The ODAS framework, optimised to run on low-cost embedded hardware such as the Raspberry Pi, was utilised for sound source localisation. Sound source localisation, tracking, and sound source separation were among the features that the ODAS framework provided, along with a web interface for visualisation. For each microphone pair, the Generalized Cross-Correlation with Phase Transform (GCC-PHAT) algorithm was utilised to determine the time-delay, cross-correlation, and cross-correlation lag times between signals to accurately identify the location of sound sources in real-time. To customise the ODAS framework for specific microphone properties, the configuration file was edited. An illustration of the ODAS Studio Web interface is shown in Figure 4.
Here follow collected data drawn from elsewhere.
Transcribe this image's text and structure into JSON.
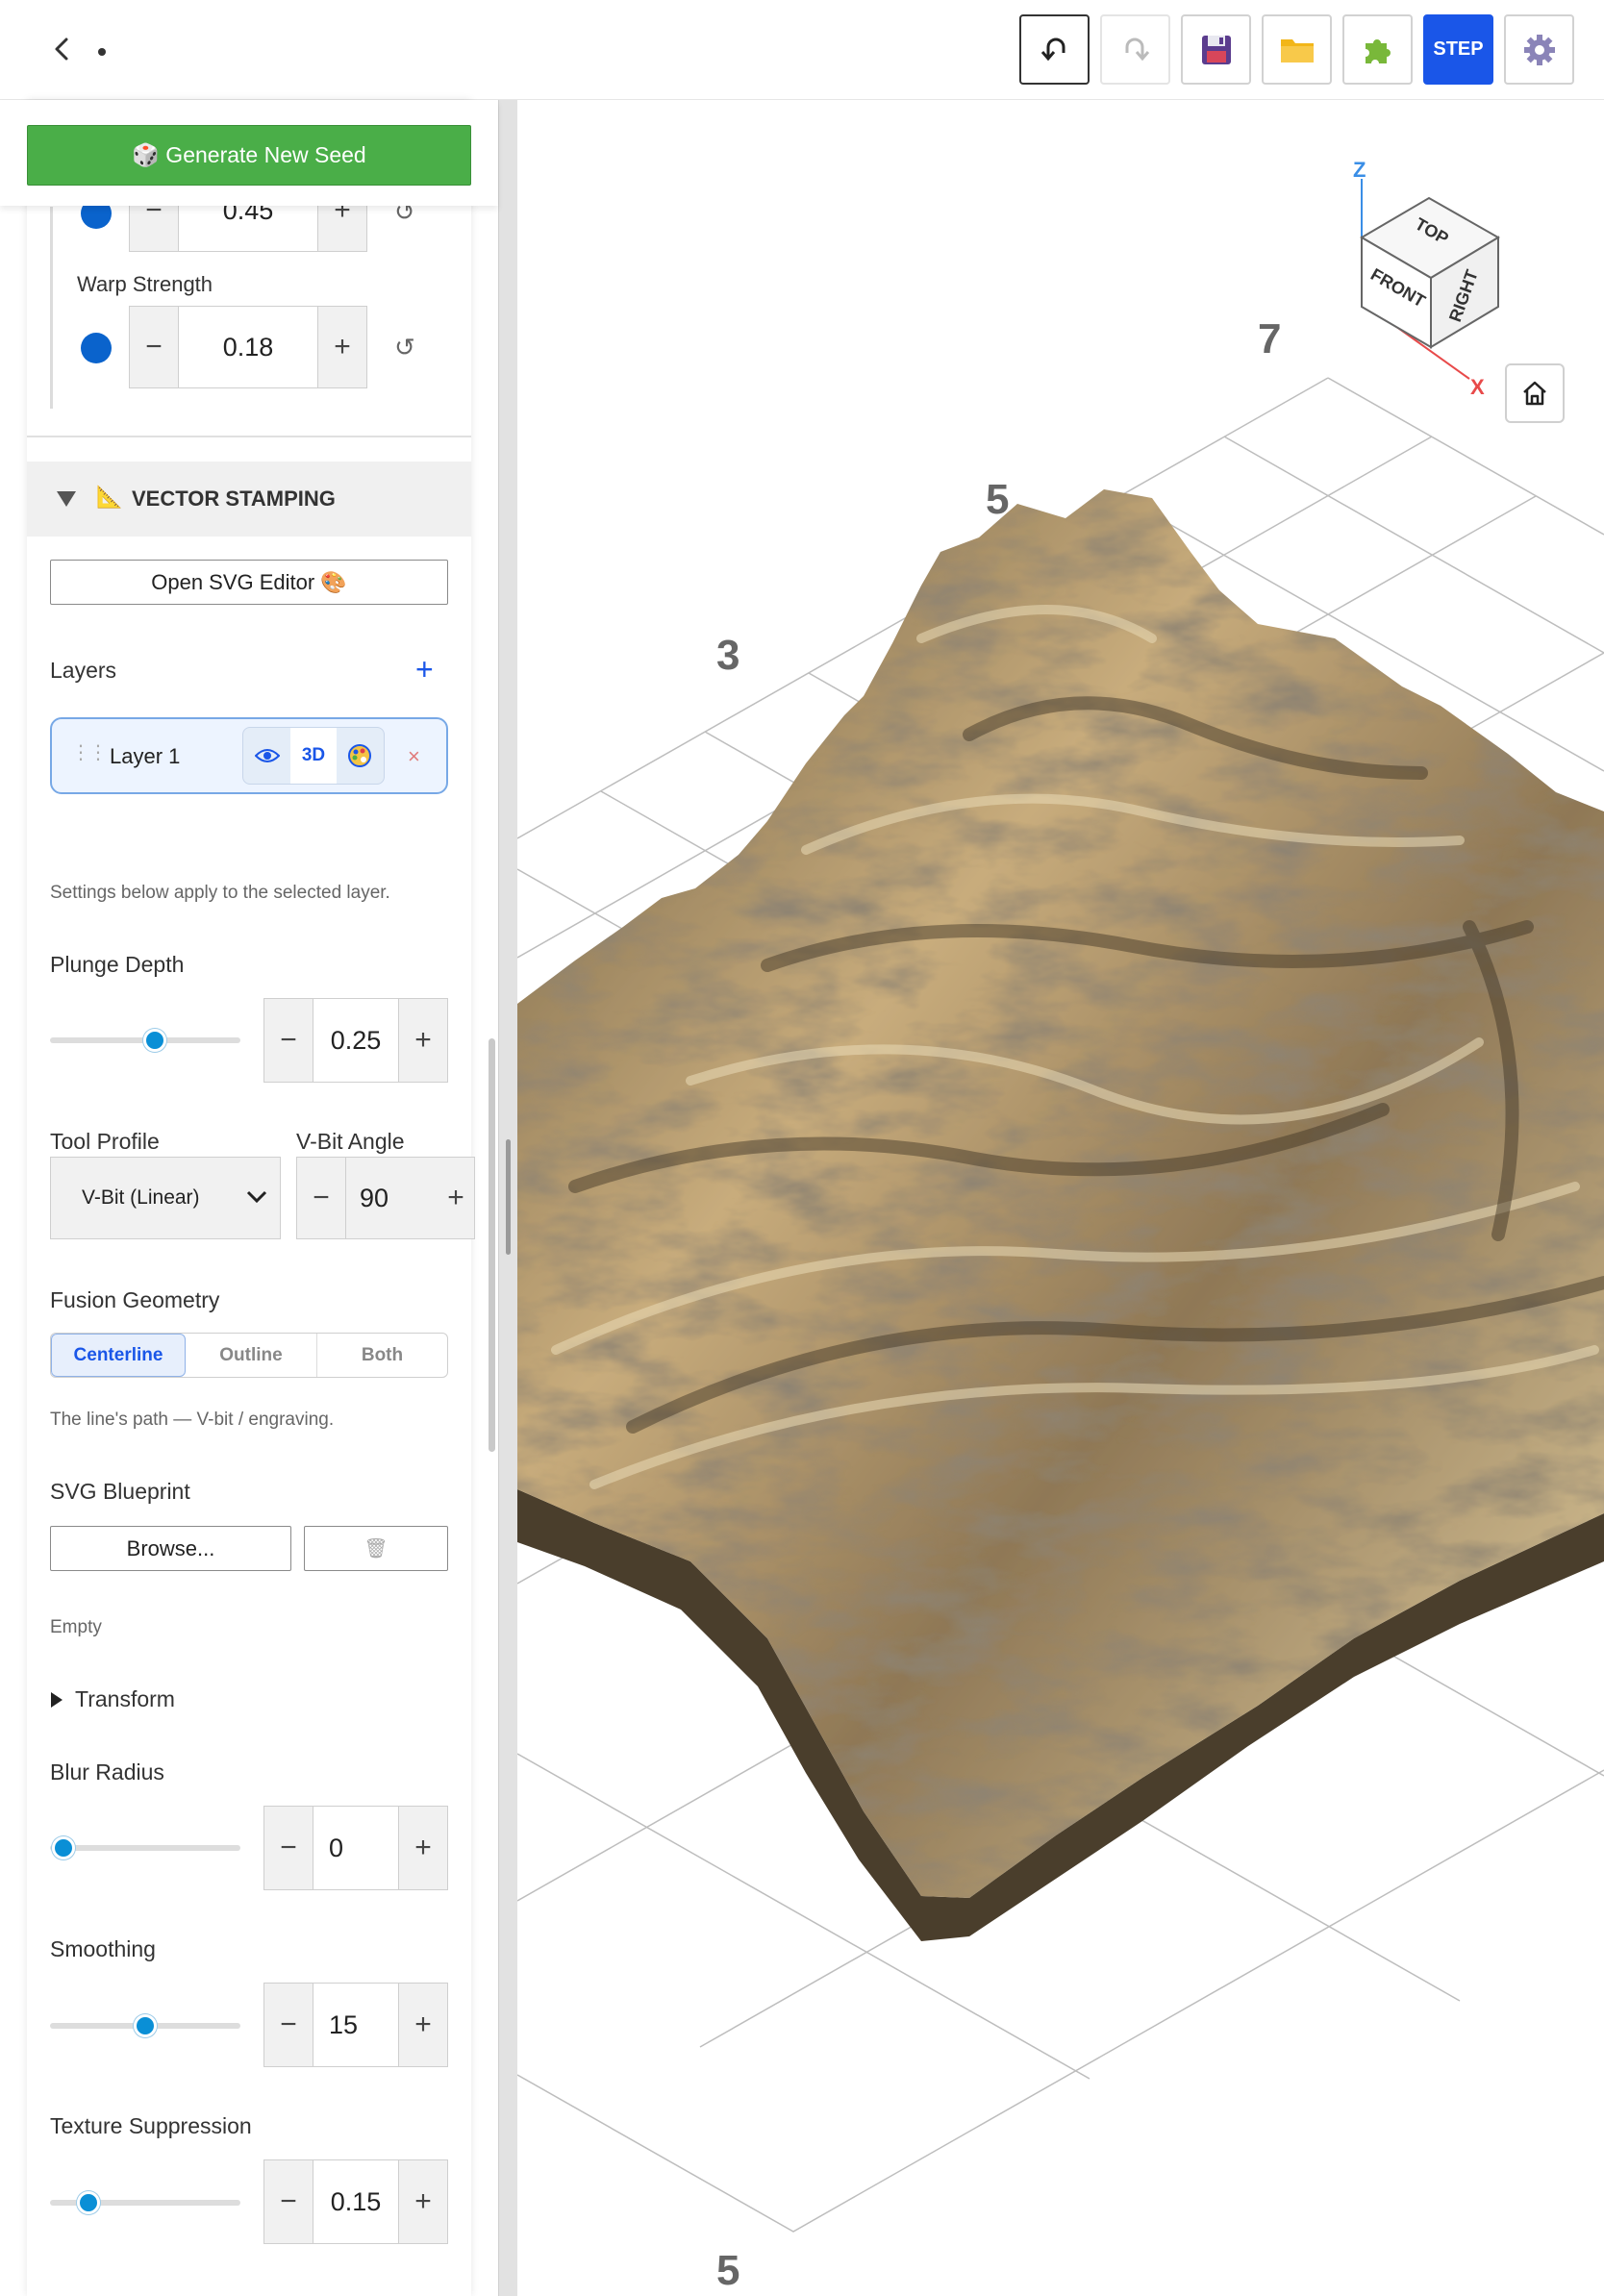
{
  "topbar": {
    "step_label": "STEP"
  },
  "sidebar": {
    "generate_button": "🎲 Generate New Seed",
    "prev_value": "0.45",
    "warp_strength": {
      "label": "Warp Strength",
      "value": "0.18"
    },
    "vector_section": {
      "title": "VECTOR STAMPING",
      "icon": "📐"
    },
    "open_svg_editor": "Open SVG Editor 🎨",
    "layers": {
      "label": "Layers",
      "add": "+",
      "items": [
        {
          "name": "Layer 1",
          "badge_3d": "3D"
        }
      ],
      "remove": "×"
    },
    "settings_hint": "Settings below apply to the selected layer.",
    "plunge_depth": {
      "label": "Plunge Depth",
      "value": "0.25",
      "fraction": 0.55
    },
    "tool_profile": {
      "label": "Tool Profile",
      "selected": "V-Bit (Linear)"
    },
    "vbit_angle": {
      "label": "V-Bit Angle",
      "value": "90"
    },
    "fusion_geometry": {
      "label": "Fusion Geometry",
      "options": [
        "Centerline",
        "Outline",
        "Both"
      ],
      "selected": "Centerline",
      "hint": "The line's path — V-bit / engraving."
    },
    "svg_blueprint": {
      "label": "SVG Blueprint",
      "browse": "Browse...",
      "trash_icon": "🗑",
      "status": "Empty"
    },
    "transform": {
      "label": "Transform"
    },
    "blur_radius": {
      "label": "Blur Radius",
      "value": "0",
      "fraction": 0.07
    },
    "smoothing": {
      "label": "Smoothing",
      "value": "15",
      "fraction": 0.5
    },
    "texture_suppression": {
      "label": "Texture Suppression",
      "value": "0.15",
      "fraction": 0.2
    }
  },
  "viewport": {
    "axis_z": "Z",
    "axis_x": "X",
    "cube_top": "TOP",
    "cube_front": "FRONT",
    "cube_right": "RIGHT",
    "grid_labels": [
      "7",
      "5",
      "3",
      "5"
    ]
  }
}
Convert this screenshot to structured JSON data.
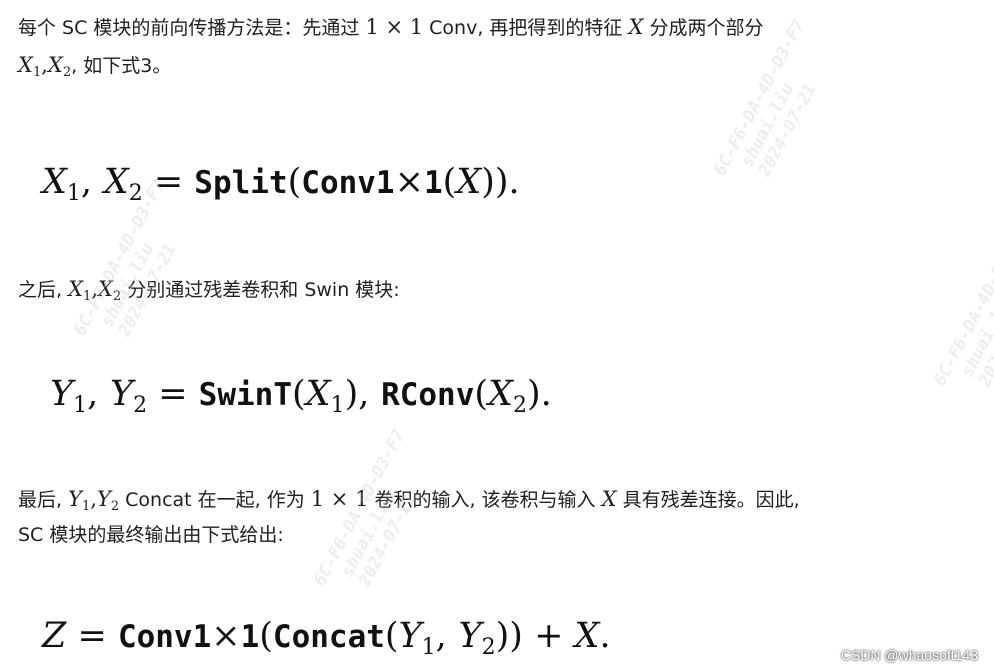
{
  "para1": {
    "line1_a": "每个 SC 模块的前向传播方法是：先通过 ",
    "line1_math_conv": "1 × 1",
    "line1_b": " Conv, 再把得到的特征 ",
    "line1_x": "X",
    "line1_c": " 分成两个部分",
    "line2_x1": "X",
    "line2_sub1": "1",
    "line2_x2": "X",
    "line2_sub2": "2",
    "line2_tail": ", 如下式3。"
  },
  "eq1": {
    "x1": "X",
    "s1": "1",
    "comma": ",",
    "x2": "X",
    "s2": "2",
    "eq": "=",
    "split": "Split",
    "lp1": "(",
    "conv": "Conv1",
    "times": "×",
    "one": "1",
    "lp2": "(",
    "x": "X",
    "rp2": "))."
  },
  "para2": {
    "a": "之后, ",
    "x1": "X",
    "s1": "1",
    "x2": "X",
    "s2": "2",
    "b": " 分别通过残差卷积和 Swin 模块:"
  },
  "eq2": {
    "y1": "Y",
    "s1": "1",
    "comma": ",",
    "y2": "Y",
    "s2": "2",
    "eq": "=",
    "swin": "SwinT",
    "lp1": "(",
    "x1": "X",
    "xs1": "1",
    "rp1": "),",
    "rconv": "RConv",
    "lp2": "(",
    "x2": "X",
    "xs2": "2",
    "rp2": ")."
  },
  "para3": {
    "a": "最后, ",
    "y1": "Y",
    "s1": "1",
    "y2": "Y",
    "s2": "2",
    "b": " Concat 在一起, 作为 ",
    "conv": "1 × 1",
    "c": " 卷积的输入, 该卷积与输入 ",
    "x": "X",
    "d": " 具有残差连接。因此,",
    "line2": "SC 模块的最终输出由下式给出:"
  },
  "eq3": {
    "z": "Z",
    "eq": "=",
    "conv": "Conv1",
    "times": "×",
    "one": "1",
    "lp1": "(",
    "concat": "Concat",
    "lp2": "(",
    "y1": "Y",
    "s1": "1",
    "comma": ",",
    "y2": "Y",
    "s2": "2",
    "rp": "))",
    "plus": "+",
    "x": "X",
    "dot": "."
  },
  "watermark": {
    "text": "6C-F6-DA-4D-D3-F7\n  shuai.liu\n  2024-07-21"
  },
  "footer": {
    "credit": "CSDN @whaosoft143"
  }
}
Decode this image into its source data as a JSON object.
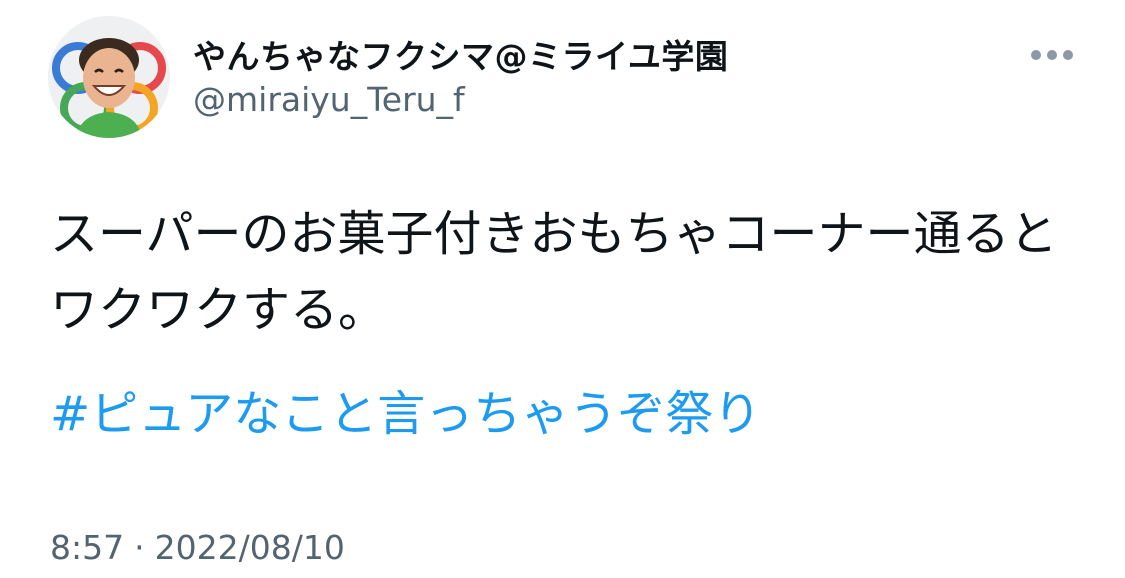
{
  "user": {
    "display_name": "やんちゃなフクシマ@ミライユ学園",
    "handle": "@miraiyu_Teru_f",
    "avatar_icon": "profile-photo"
  },
  "more_icon": "ellipsis-horizontal-icon",
  "tweet": {
    "text": "スーパーのお菓子付きおもちゃコーナー通るとワクワクする。",
    "hashtag": "#ピュアなこと言っちゃうぞ祭り",
    "time": "8:57",
    "separator": "·",
    "date": "2022/08/10"
  },
  "colors": {
    "hashtag": "#1d9bf0",
    "secondary_text": "#536471",
    "primary_text": "#0f1419"
  }
}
A mid-term demonstration of the ADS was completed on November 29, 2022 in Ankara. The demonstration showcased the system's operating principles and capabilities in detecting and localising single and overlapping sound events in a real-time test scenario within an indoor environment. To further validate the system, various sound event scenarios, either standalone or overlapping, were tested in an outdoor environment at CERTH premises. In addition, a data capture is scheduled to take place at CERTH premises to evaluate and test the ADS capabilities. During the capture, the ADS will be mounted on a UAV to detect and localise sound events from various distances, simulating the conditions of the final demonstration.